Publié le par Eric Bertrand

Des nouvelles du monde qui mettent de mauvais poil, une civilisation qui formate l’individu et qui finit par l’aliéner à force de nourriture et de pensée conditionnée, des embouteillages qui empêchent d’avancer dans la vie, la stridence des klaxons et la nausée des gaz d’échappement… Dès le début du film « le Règne animal », la rage étreint le héros et le met en marge d’une société qu’il rejette, lui qui essaie d’éduquer son fils Émile dans le sens d’une libre pensée marquée par la citation de René Char : « Ce qui vient au monde pour ne rien troubler ne mérite ni égards, ni patience. » Pour toute réponse, et bien qu’il soit doté d’un prénom rousseauiste, l’ado Émile avale sans réfléchir un paquet de chips bourrées de colorants et d’agents nocifs à son équilibre naturel et finit par s’énerver.

                    Dans sa fuite en avant, son père est comme un animal blessé, écorché vif par la griffe de sa rébellion et le traumatisme de cette étrange mutation qui a frappé sa femme ainsi que d’autres humains, régressant vers l’animalité. Pour autant, il continue de l’aimer, elle qu’il continue d’aller voir à l’hôpital, malgré ses poils, malgré son odeur fauve et malgré la perte du langage qui est l’un des signes de la progression de la maladie. Il n’a plus que les soupirs, les grognements et les caresses maladroites.

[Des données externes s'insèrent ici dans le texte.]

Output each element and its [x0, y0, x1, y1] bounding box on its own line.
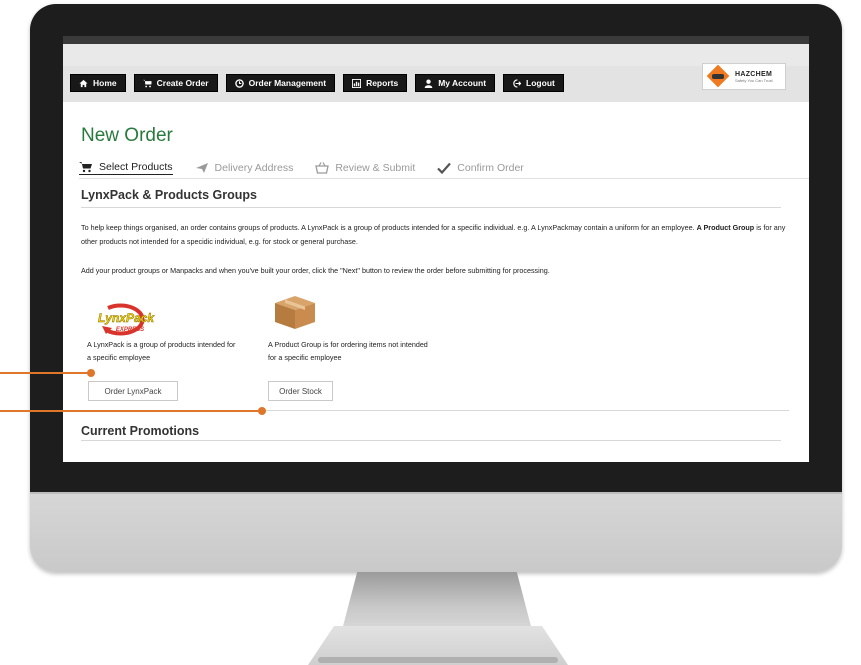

             Après son déménagement dans une zone plus sauvage, il retrouve une complicité avec Émile qui recherche lui aussi sa mère. Dans la forêt à la lisière de laquelle ils sont désormais installés, il raconte à son fils les premières heures de leur rencontre quand avec elle, il chantait la chanson de Bachelet : « elle est d’ailleurs ». Il aurait pu aussi bien chanter cette chanson de Polnareff : « J’en ai marre de voir les animaux dans les zoos… Je voudrais redevenir l’homme préhisto avec rien sur la peau » ou cette autre de Zazie : « Je suis un singe ou un poisson, pur produit de consommation, je suis de l’homme la négation ».

             Car ce qui trouble aussi dans ce film, c’est qu’il médite sur cette part animale que nous avons tous sous le vernis de la civilisation. Les poils et les griffes poussent sur le corps du fils atteint lui aussi par la mutation. Son œil étincelle, sa force physique est décuplée, il se met à courir plus vite, il souffle, il hurle, son geste est vif, son ouïe se développe, c’est l’appel de la forêt qu’il ressent. Comme le chien de Jack London, il redevient un loup. Ne fait-il pas entendre en même temps le cri qui hurlait dans le cœur de son père au début du film ? Celui d’un homme lassé par les autres hommes, par ces créatures hypocrites qui cachent les abois du sexe derrière les apparences, les puanteurs derrière les savonnettes et la détresse de leurs pulsions dans les plis d’un langage factice ? Ces autres hommes pleins de tremblements, avides de rut et de sang, qui s’élancent, salive aux dents,  rhinocéros lourds et aveugles armés de fusils, pour anéantir les « créatures » qui se sont réfugiées dans la forêt.